Learn how to write a legal resume.

Getting your resume right is probably one of the most critical elements in your job search. As a general rule of thumb, employers will give each resume 20 to 30 seconds of their attention. Within that time, they have to be able to review your background, ascertain your main selling points, and determine your suitability for the position.

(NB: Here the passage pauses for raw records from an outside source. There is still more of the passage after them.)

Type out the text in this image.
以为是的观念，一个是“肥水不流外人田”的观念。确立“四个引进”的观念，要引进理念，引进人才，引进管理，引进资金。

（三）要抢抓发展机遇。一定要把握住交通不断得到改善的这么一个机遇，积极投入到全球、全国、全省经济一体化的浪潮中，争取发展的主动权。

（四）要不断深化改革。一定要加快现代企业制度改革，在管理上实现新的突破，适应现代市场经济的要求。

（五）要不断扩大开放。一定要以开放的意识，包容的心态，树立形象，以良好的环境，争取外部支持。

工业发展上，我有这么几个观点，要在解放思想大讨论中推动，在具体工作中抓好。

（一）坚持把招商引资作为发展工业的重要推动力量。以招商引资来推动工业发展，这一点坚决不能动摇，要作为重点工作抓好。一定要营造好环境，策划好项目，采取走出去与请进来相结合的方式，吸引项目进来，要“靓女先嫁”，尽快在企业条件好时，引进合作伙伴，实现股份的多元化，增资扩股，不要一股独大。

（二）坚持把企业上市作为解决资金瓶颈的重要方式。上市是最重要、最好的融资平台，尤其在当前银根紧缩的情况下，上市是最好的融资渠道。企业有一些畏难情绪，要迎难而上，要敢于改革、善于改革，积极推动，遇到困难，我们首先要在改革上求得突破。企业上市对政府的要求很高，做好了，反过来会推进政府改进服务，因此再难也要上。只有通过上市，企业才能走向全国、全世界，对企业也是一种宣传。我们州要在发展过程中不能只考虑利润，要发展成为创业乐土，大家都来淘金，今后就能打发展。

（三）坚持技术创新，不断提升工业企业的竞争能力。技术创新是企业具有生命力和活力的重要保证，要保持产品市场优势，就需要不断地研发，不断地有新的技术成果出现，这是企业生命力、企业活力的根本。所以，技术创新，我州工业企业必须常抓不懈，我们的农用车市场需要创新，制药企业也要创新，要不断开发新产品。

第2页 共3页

Consider the following basic pointers when constructing your resume:
  • Place your most marketable features up front on your resume (i.e. if you did particularly well in law school, mention that fact on the first page).
  • Often it is best to put your "Education" section at the beginning of your resume, noting your graduation year. This is helpful, as it will help the reader know whether he/she is dealing with a senior, junior or mid-level lawyer.
  • Use heading and bullet-point sentences in the "Work Experience" section. It is important that you avoid long paragraphs and provide only an outline of your experience. If you wish to provide more information about your practice, attach a "Transaction Summary" sheet to your resume. The goal is to make your resume as easy as possible for your reader to read.
  • For lawyers, a well-presented experience section is much more effective than the highlights section which tend to be recommended by outplacement organizations and resume 'how to' textbooks.
  • Cut the personal self-analysis blurb (i.e. "dedicated, hard-working, ambitious associate"), but don't be afraid of "showing off" about the work you have done and are particularly proud. Never leave the reader to assume facts.
  • See 6 Things Attorneys and Law Students Need to Remove from their Resumes ASAP if they Want to Get Jobs With the Most Prestigious Law Firms for more information.
  • Include a short, personal interest section at the end of your resume. Many employers look for it and it is often a good icebreaker at the beginning of the interview.
  • Many candidates ask us how long a resume should be. It will differ for each candidate depending upon how long they have practiced and how many positions they have held. However, as a general rule you should keep it to approximately 2 pages (not including the "Transaction Profile Summary").
  • If in doubt, it is a good idea to attach transcripts. This is especially true if you are applying for an associate or overseas position. If you know your ranking in your law school class, this is also helpful.
  • Do not try to be too clever with resume presentation. Using multiple colors, fancy binders, or weird typeface is not going to get you the job. How you construct your resume reflects how you may present legal analysis.
  • Do not try and hide facts which employers obviously want to know. For example, some applicants omit year of graduation in an effort to hide their seniority. This just does not work. It only serves to annoy the reader and cause them to assume the worse.
  • Whether you are looking for a job or not, you should always try and keep your resume up to date.

Having the right resume may determine whether or not you're granted an interview. It may be time consuming to write, but will certainly be worth it in the end.